Each different makefile generator tackles these objectives in a slightly different way. Probably a dozen or more generators have been attempted, but most proved inadequate or too difficult to drive or both, and only a few are still in live use. We'll survey the major ones here. All are available as open-source software on the Internet.

autoconf was written by people who had seen and rejected the Imake approach. It generates per-project configure shellscripts that are like the old-fashioned custom script configurators. These configure scripts can generate makefiles (among other things).

Autoconf is focused on portability and does no built-in dependency derivation at all. Although it is probably as complex as Imake, it is much more flexible and easier to extend. Rather than relying on a per-system database of rules, it generates configure shell code that goes out and searches your system for things.

Each configure shellscript is built from a per-project template that you have to write, called configure.in. Once generated, though, the configure script will be self-contained and can configure your project on systems that don't carry autoconf(1) itself.

The autoconf approach to makefile generation is like imake's in that you start by writing a makefile template for your project. But autoconf's Makefile.in files are basically just makefiles with placeholders in them for simple text substitution; there's no second notation to learn. If you want dependency derivation, you must take explicit steps to call makedepend(1) or some similar tool — or use automake(1).

autoconf is documented by an on-line manual in the GNU info format. The source scripts of autoconf are available from the FSF archive site, but are also preinstalled on many Unix and Linux versions. You should be able to browse this manual through your Emacs's help system.

Despite its lack of direct support for dependency derivation, and despite its generally ad-hoc approach, in mid-2003 autoconf is clearly the most popular of the makefile generators, and has been for some years. It has eclipsed Imake and driven at least one major competitor (metaconfig) out of use.

A reference, GNU Autoconf, Automake and Libtool is available [Vaughan]. We'll have more to say about autoconf, from a slightly different angle, in Chapter 17.

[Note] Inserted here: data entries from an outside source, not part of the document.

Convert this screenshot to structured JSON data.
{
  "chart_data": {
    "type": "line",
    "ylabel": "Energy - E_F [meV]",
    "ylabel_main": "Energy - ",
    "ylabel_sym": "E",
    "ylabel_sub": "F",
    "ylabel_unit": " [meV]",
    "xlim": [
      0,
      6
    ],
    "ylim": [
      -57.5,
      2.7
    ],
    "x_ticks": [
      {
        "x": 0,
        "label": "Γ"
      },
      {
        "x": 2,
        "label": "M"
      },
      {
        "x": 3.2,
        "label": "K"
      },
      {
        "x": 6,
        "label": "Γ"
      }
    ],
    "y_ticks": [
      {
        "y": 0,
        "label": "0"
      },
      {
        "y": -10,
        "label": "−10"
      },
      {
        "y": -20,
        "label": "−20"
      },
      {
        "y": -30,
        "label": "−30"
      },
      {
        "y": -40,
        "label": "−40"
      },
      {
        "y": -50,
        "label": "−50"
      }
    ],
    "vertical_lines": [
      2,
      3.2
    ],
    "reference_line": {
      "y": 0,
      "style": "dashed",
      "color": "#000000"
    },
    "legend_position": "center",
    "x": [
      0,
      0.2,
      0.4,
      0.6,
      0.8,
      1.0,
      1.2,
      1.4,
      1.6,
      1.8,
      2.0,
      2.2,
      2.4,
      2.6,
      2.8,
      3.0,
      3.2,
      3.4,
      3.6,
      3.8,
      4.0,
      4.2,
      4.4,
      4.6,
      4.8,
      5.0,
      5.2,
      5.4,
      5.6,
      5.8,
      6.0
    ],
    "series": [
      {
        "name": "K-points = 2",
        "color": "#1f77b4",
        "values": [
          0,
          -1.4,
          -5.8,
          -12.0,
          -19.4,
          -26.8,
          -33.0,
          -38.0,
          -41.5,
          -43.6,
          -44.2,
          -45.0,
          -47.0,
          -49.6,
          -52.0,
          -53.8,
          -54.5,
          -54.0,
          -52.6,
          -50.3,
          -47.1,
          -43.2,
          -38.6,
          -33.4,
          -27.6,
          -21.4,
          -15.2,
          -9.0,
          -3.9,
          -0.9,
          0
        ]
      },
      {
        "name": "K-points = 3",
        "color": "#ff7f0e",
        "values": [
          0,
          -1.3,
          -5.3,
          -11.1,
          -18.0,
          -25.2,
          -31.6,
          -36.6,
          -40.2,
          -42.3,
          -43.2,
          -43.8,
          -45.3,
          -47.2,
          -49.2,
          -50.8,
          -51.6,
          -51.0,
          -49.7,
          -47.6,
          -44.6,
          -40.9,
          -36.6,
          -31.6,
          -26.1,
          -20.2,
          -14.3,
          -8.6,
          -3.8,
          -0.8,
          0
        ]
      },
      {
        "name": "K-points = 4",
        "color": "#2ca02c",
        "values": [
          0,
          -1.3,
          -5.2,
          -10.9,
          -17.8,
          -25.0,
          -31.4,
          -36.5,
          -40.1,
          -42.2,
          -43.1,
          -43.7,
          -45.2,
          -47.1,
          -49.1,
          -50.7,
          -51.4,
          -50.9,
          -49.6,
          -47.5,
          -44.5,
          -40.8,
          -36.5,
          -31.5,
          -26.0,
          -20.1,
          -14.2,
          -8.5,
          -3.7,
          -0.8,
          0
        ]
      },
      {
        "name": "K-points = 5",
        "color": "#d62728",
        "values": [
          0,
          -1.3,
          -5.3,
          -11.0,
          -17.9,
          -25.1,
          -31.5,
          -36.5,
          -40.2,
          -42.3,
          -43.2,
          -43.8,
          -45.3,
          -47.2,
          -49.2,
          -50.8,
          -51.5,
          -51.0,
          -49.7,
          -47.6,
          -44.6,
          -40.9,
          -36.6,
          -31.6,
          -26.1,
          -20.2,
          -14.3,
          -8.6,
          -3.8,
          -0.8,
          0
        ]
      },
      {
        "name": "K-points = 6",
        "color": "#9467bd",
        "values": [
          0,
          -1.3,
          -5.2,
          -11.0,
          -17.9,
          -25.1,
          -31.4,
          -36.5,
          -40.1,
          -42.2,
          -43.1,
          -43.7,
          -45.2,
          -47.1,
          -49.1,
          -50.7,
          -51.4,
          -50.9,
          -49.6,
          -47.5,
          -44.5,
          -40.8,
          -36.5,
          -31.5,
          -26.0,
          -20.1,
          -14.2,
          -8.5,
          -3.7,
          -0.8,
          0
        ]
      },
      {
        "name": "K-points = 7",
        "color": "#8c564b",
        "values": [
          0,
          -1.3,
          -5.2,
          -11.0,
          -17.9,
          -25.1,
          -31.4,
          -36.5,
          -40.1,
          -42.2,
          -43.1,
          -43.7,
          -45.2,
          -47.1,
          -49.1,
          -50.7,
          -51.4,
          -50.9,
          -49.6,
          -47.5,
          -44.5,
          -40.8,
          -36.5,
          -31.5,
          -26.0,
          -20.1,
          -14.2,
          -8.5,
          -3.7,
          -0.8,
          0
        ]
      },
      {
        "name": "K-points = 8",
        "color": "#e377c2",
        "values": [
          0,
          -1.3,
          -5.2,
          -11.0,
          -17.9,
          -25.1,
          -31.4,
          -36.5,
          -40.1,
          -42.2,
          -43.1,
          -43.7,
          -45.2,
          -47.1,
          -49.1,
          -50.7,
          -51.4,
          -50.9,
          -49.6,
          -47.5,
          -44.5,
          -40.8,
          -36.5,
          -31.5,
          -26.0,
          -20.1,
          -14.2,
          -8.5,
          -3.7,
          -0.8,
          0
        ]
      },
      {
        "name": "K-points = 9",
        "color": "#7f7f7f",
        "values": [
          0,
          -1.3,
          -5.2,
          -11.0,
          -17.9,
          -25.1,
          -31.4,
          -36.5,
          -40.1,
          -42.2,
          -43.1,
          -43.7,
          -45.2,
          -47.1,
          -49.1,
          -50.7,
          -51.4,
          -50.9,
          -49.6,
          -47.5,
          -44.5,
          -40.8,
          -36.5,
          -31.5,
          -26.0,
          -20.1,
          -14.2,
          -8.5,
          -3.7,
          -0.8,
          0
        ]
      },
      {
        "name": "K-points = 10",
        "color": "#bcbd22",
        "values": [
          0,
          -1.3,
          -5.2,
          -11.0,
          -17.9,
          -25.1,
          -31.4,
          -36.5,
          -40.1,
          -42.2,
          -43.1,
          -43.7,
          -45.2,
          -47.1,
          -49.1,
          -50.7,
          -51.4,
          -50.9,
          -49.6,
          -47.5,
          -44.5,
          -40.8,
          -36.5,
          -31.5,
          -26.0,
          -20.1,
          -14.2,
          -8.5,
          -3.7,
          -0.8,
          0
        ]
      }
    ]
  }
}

[137] A unit test is test code attached to a module to verify correct performance. Use of the term ‘unit test’ suggests that the test is written concurrently with the code by the developer of the code, and implies a discipline in which module releases aren't considered complete until they have attached test code. The term and the concept originated in the “Extreme Programming” methodology popularized by Kent Beck, but has gained wide acceptance among Unix programmers since about 2001.